過去に何回か経験してますわ。大絶賛のヤツをワックワクで観て、
「へ?」って思う事。メッチャ大損した気になります。。。
それが人間か…
てかさ、イーホー(あ、こりゃダメだ)…イーサン・ホークなんだけど
この画像の横後ろ向きで「かなり老けたな」って思ったのは私だけかな!?
で、クリスティン・スコット・トーマスって「イングリッシュ・ペイシェント」の女優さん?
2014/01/03(金) 04:52:19 | URL | chaco #79D/WHSg[ 編集]
おみゃあさん>
このクリステンさんときたら、いきなり握って誘惑しますからね。
ただし・・ちょと怖いですよ。コホンコホン w
2014/01/03(金) 09:23:56 | URL | pu-ko #79D/WHSg[ 編集]
kaz.さん >
そうですね。
語りすぎの映画が多いハリウッド映画などに比べ、その裏に意味深菜なものをしのばせたヨーロッパ映画って面白いなと思っちゃいました。やたら進入禁止の標識が気になったり、服装やメガネに至るまで、細かく解きほぐしたくなること間違いなし。kaz.さん も絶対にお好きだと思います!DVDになってるので機会があればぜひ。
2014/01/03(金) 09:30:23 | URL | pu-ko #79D/WHSg[ 編集]
ラストの解釈をある程度、お任せという映画なんですね。お任せというからには、メイキングなんかで、実はこれだったんですよーなんて言わずに、最後まで曖昧で通していただきたいです。何回か見直すと、最終的にどれかにたどり着くってのは単に説明が下手なだけだと思っちゃうのですよ。説明ベタを売りにするなよって。リピーター詐欺だぞ。(← ちょっと言いすぎかしら)
2014/01/03(金) 09:41:24 | URL | einhorn2233 #79D/WHSg[ 編集]
みーすけさん>
あかん、あかん。
なんで邦題で観客の解釈を限定するねん!って。怒り心頭ですわ(笑)
暗いイーさんお好きなら、これ以上ないほどの特上をお楽しみいただけますw
クリステン姐さんの誘惑の技にも爆笑でしたよ(笑)
そうそう、観るたびに、あーー、こんな仕込が!!って映画私も好物なんですよ。
日本公開はもうないと思うけど、DVDになってるので機会があれば。そのうちにTVもやるでしょう。
フィルマークスのみーすけさんレビュー危うく見落とすとこだったわ。
偶然にも気になってレンタルリストに入れたところだったんだけどますます楽しみになりました!!
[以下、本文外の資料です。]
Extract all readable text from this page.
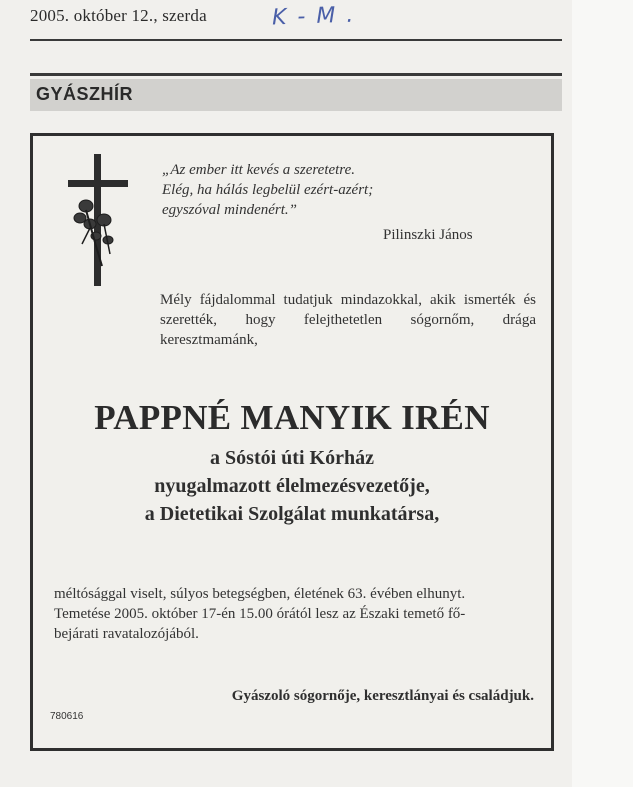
2005. október 12., szerda	K - M .
GYÁSZHÍR
„Az ember itt kevés a szeretetre.
Elég, ha hálás legbelül ezért-azért;
egyszóval mindenért.”
Pilinszki János
Mély fájdalommal tudatjuk mindazokkal, akik ismerték és szerették, hogy felejthetetlen sógornőm, drága keresztmamánk,
PAPPNÉ MANYIK IRÉN
a Sóstói úti Kórház
nyugalmazott élelmezésvezetője,
a Dietetikai Szolgálat munkatársa,
méltósággal viselt, súlyos betegségben, életének 63. évében elhunyt.
Temetése 2005. október 17-én 15.00 órától lesz az Északi temető fő-
bejárati ravatalozójából.
Gyászoló sógornője, keresztlányai és családjuk.
780616
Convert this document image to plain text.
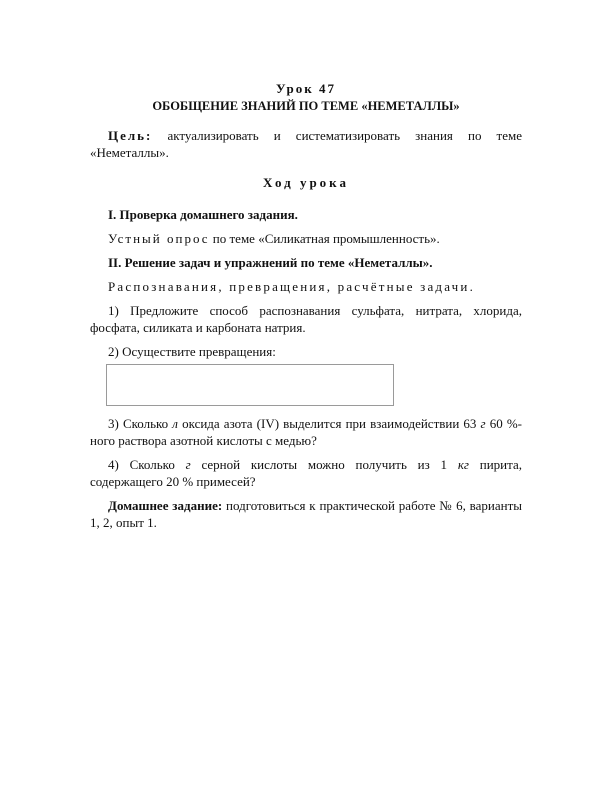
Урок 47
ОБОБЩЕНИЕ ЗНАНИЙ ПО ТЕМЕ «НЕМЕТАЛЛЫ»

Цель: актуализировать и систематизировать знания по теме «Неметаллы».

Ход урока

I. Проверка домашнего задания.

Устный опрос по теме «Силикатная промышленность».

II. Решение задач и упражнений по теме «Неметаллы».

Распознавания, превращения, расчётные задачи.

1) Предложите способ распознавания сульфата, нитрата, хлорида, фосфата, силиката и карбоната натрия.

2) Осуществите превращения:

3) Сколько л оксида азота (IV) выделится при взаимодействии 63 г 60 %-ного раствора азотной кислоты с медью?

4) Сколько г серной кислоты можно получить из 1 кг пирита, содержащего 20 % примесей?

Домашнее задание: подготовиться к практической работе № 6, варианты 1, 2, опыт 1.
2014/01/03(金) 09:43:31 | URL | pu-ko #79D/WHSg[ 編集]
chacoさん>
そうね。好みや、登場人物に共感できるかで評価が分かれることもあるものね。
みんなが同じ映画を好きになったら、それもまた困るわけでw
賛否両論あっていいんだよね。
ぎゃは、イーホーは決まらないね。確かに彼は最近老けましたな。
陰鬱な役がはまり過ぎるほどはまりますから。
そそ、お相手はインペーのクリスコトマですって・・、3っつもあったらだめジャン(笑)
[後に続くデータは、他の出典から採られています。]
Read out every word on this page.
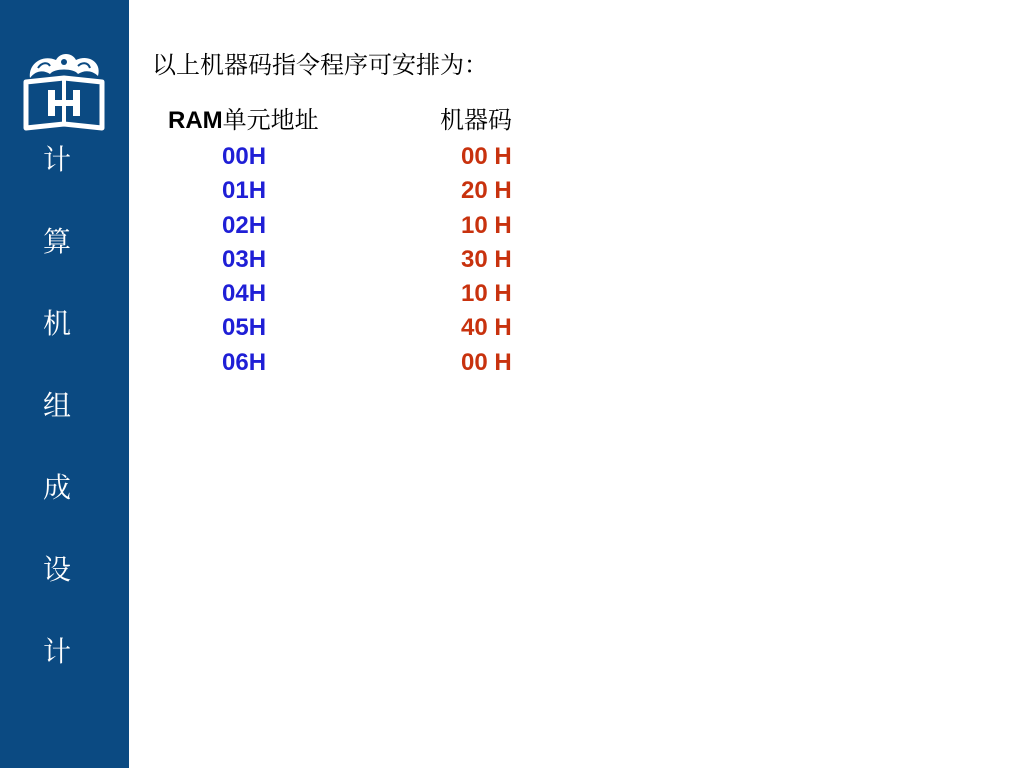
计
算
机
组
成
设
计
以上机器码指令程序可安排为：
RAM单元地址	机器码
00H	00 H
01H	20 H
02H	10 H
03H	30 H
04H	10 H
05H	40 H
06H	00 H
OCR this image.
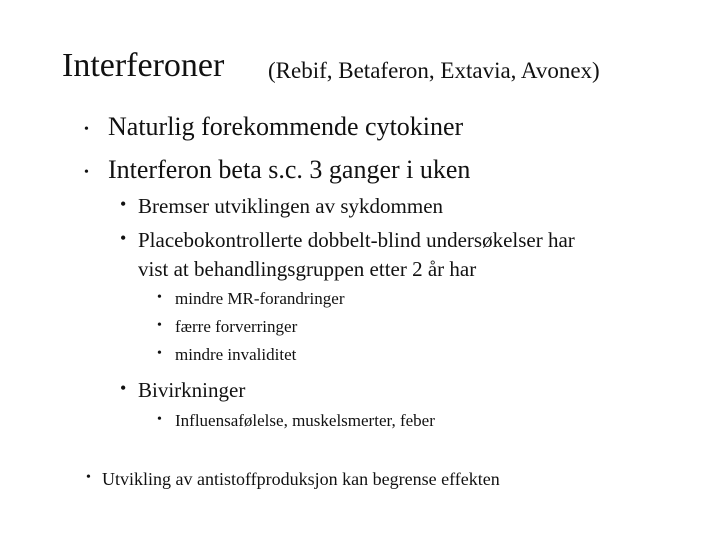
Interferoner (Rebif, Betaferon, Extavia, Avonex)
• Naturlig forekommende cytokiner
• Interferon beta s.c. 3 ganger i uken
• Bremser utviklingen av sykdommen
• Placebokontrollerte dobbelt-blind undersøkelser har
vist at behandlingsgruppen etter 2 år har
• mindre MR-forandringer
• færre forverringer
• mindre invaliditet
• Bivirkninger
• Influensafølelse, muskelsmerter, feber
• Utvikling av antistoffproduksjon kan begrense effekten
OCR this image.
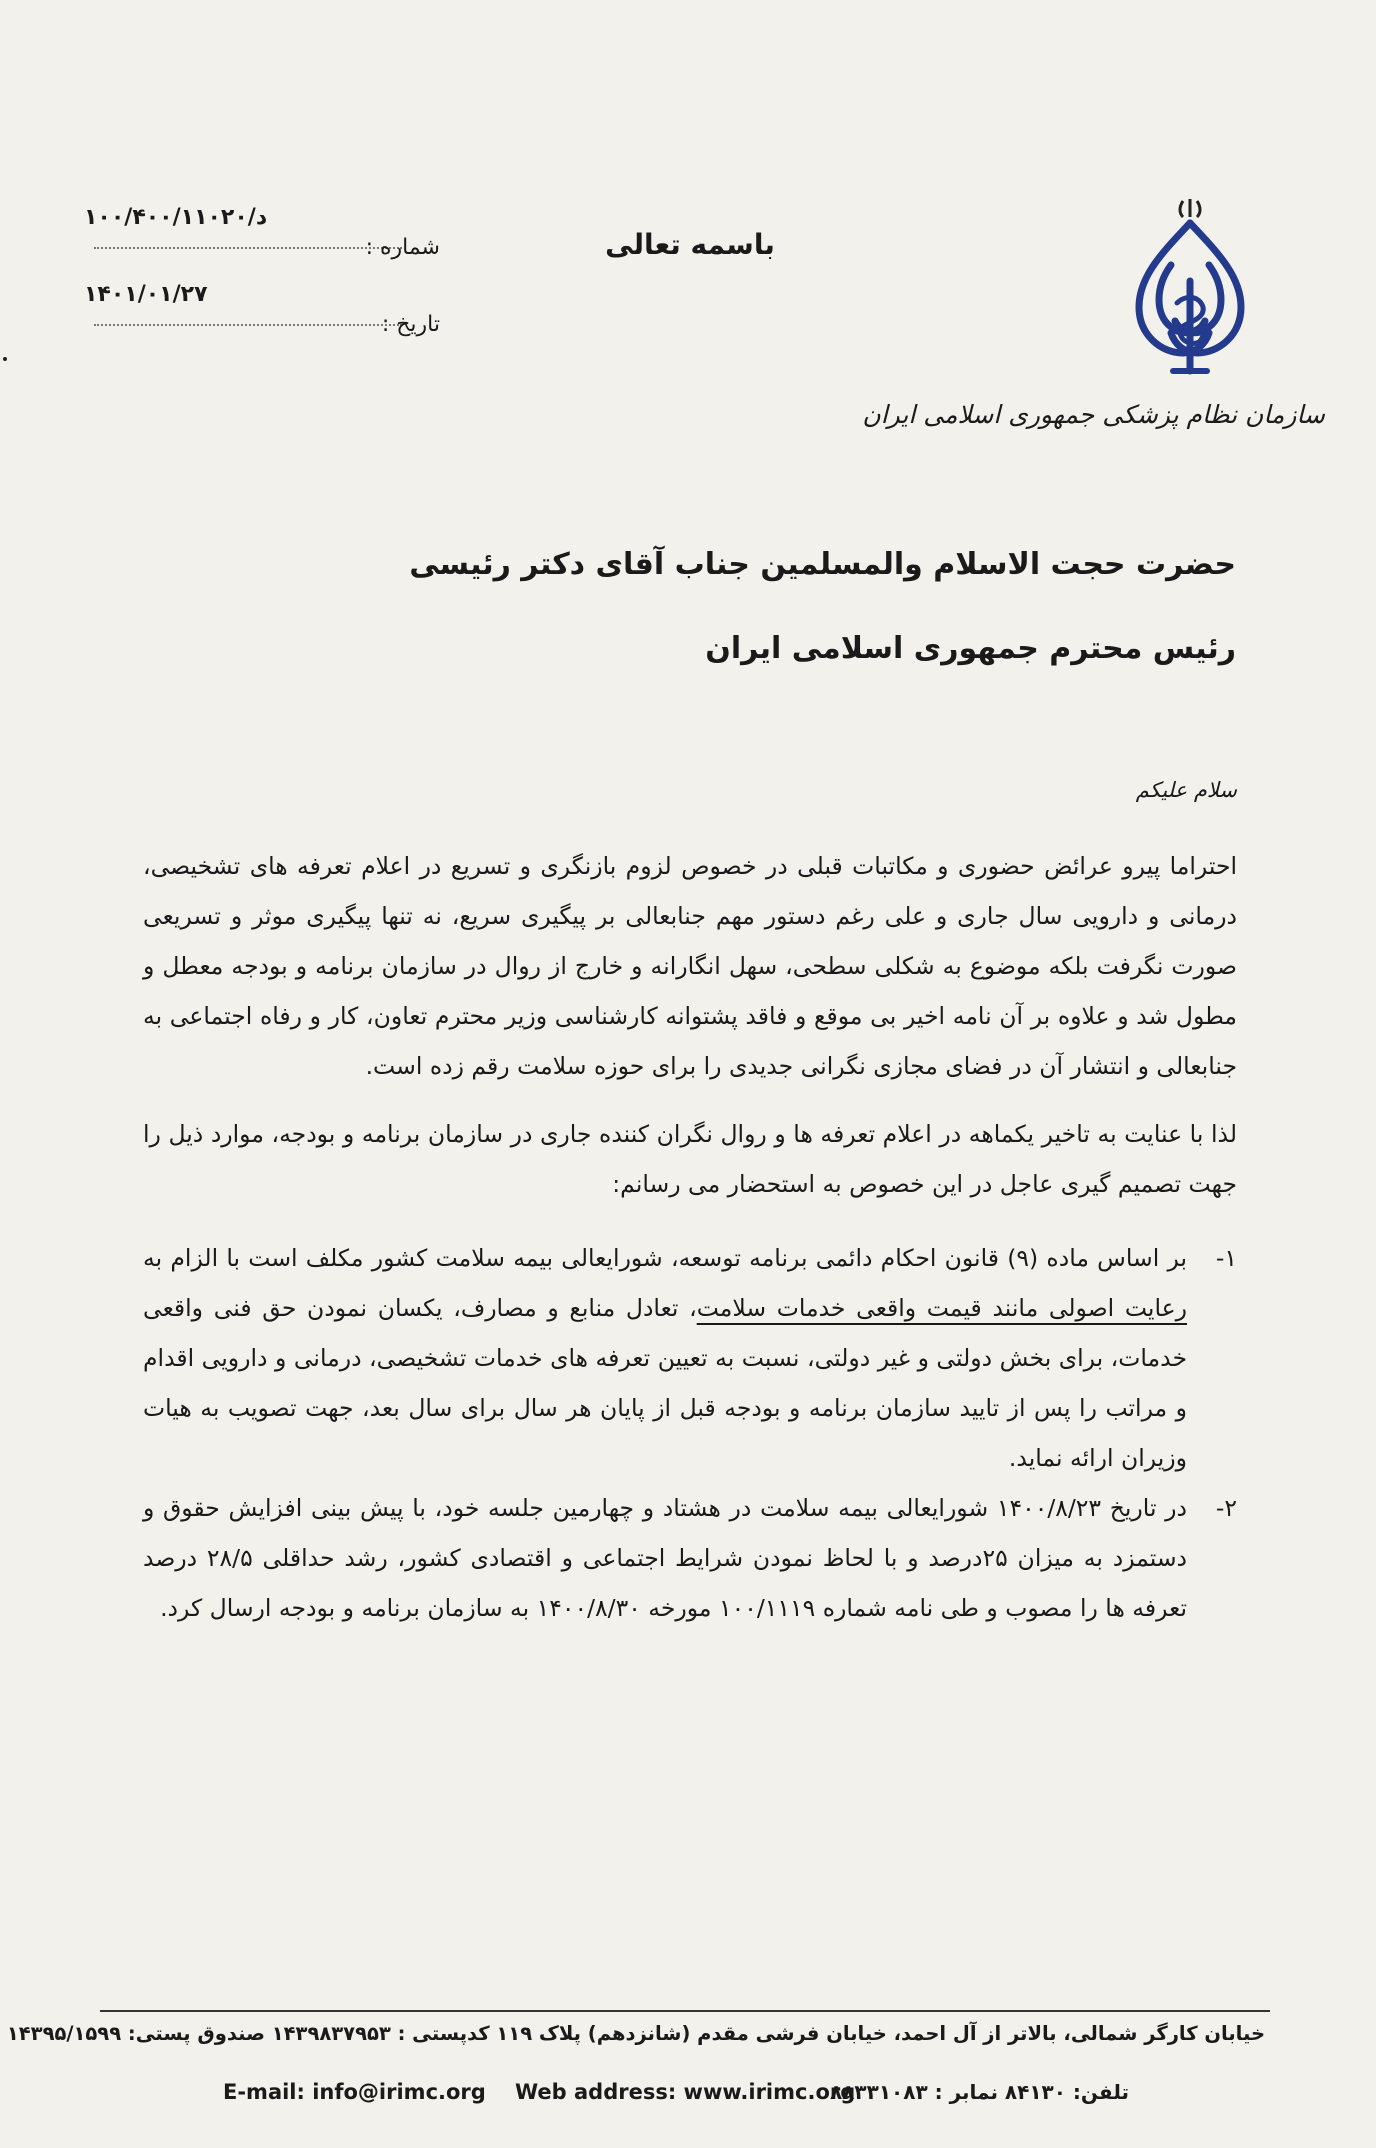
سازمان نظام پزشکی جمهوری اسلامی ایران
باسمه تعالی
د/۱۰۰/۴۰۰/۱۱۰۲۰
شماره :
۱۴۰۱/۰۱/۲۷
تاریخ :
حضرت حجت الاسلام والمسلمین جناب آقای دکتر رئیسی
رئیس محترم جمهوری اسلامی ایران
سلام علیکم

احتراما پیرو عرائض حضوری و مکاتبات قبلی در خصوص لزوم بازنگری و تسریع در اعلام تعرفه های تشخیصی، درمانی و دارویی سال جاری و علی رغم دستور مهم جنابعالی بر پیگیری سریع، نه تنها پیگیری موثر و تسریعی صورت نگرفت بلکه موضوع به شکلی سطحی، سهل انگارانه و خارج از روال در سازمان برنامه و بودجه معطل و مطول شد و علاوه بر آن نامه اخیر بی موقع و فاقد پشتوانه کارشناسی وزیر محترم تعاون، کار و رفاه اجتماعی به جنابعالی و انتشار آن در فضای مجازی نگرانی جدیدی را برای حوزه سلامت رقم زده است.

لذا با عنایت به تاخیر یکماهه در اعلام تعرفه ها و روال نگران کننده جاری در سازمان برنامه و بودجه، موارد ذیل را جهت تصمیم گیری عاجل در این خصوص به استحضار می رسانم:

۱-
بر اساس ماده (۹) قانون احکام دائمی برنامه توسعه، شورایعالی بیمه سلامت کشور مکلف است با الزام به رعایت اصولی مانند قیمت واقعی خدمات سلامت، تعادل منابع و مصارف، یکسان نمودن حق فنی واقعی خدمات، برای بخش دولتی و غیر دولتی، نسبت به تعیین تعرفه های خدمات تشخیصی، درمانی و دارویی اقدام و مراتب را پس از تایید سازمان برنامه و بودجه قبل از پایان هر سال برای سال بعد، جهت تصویب به هیات وزیران ارائه نماید.
۲-
در تاریخ ۱۴۰۰/۸/۲۳ شورایعالی بیمه سلامت در هشتاد و چهارمین جلسه خود، با پیش بینی افزایش حقوق و دستمزد به میزان ۲۵درصد و با لحاظ نمودن شرایط اجتماعی و اقتصادی کشور، رشد حداقلی ۲۸/۵ درصد تعرفه ها را مصوب و طی نامه شماره ۱۰۰/۱۱۱۹ مورخه ۱۴۰۰/۸/۳۰ به سازمان برنامه و بودجه ارسال کرد.
خیابان کارگر شمالی، بالاتر از آل احمد، خیابان فرشی مقدم (شانزدهم) پلاک ۱۱۹ کدپستی : ۱۴۳۹۸۳۷۹۵۳ صندوق پستی: ۱۴۳۹۵/۱۵۹۹
E-mail: info@irimc.org Web address: www.irimc.org
تلفن: ۸۴۱۳۰ نمابر : ۸۸۳۳۱۰۸۳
2014/01/03(金) 09:51:00 | URL | pu-ko #79D/WHSg[ 編集]
einhornさん>
そうですね。確かに一度みただけでは気づかないこともいっぱいで、劇場で観た人がどれだけ正しい解釈(があるかどうかもわかりませんが)にたどり着くのかなという気がします。
それを駄目な映画と言われればそうかなとも思うところだけど、あとから気づいて面白く感じたので個人的にはよしです。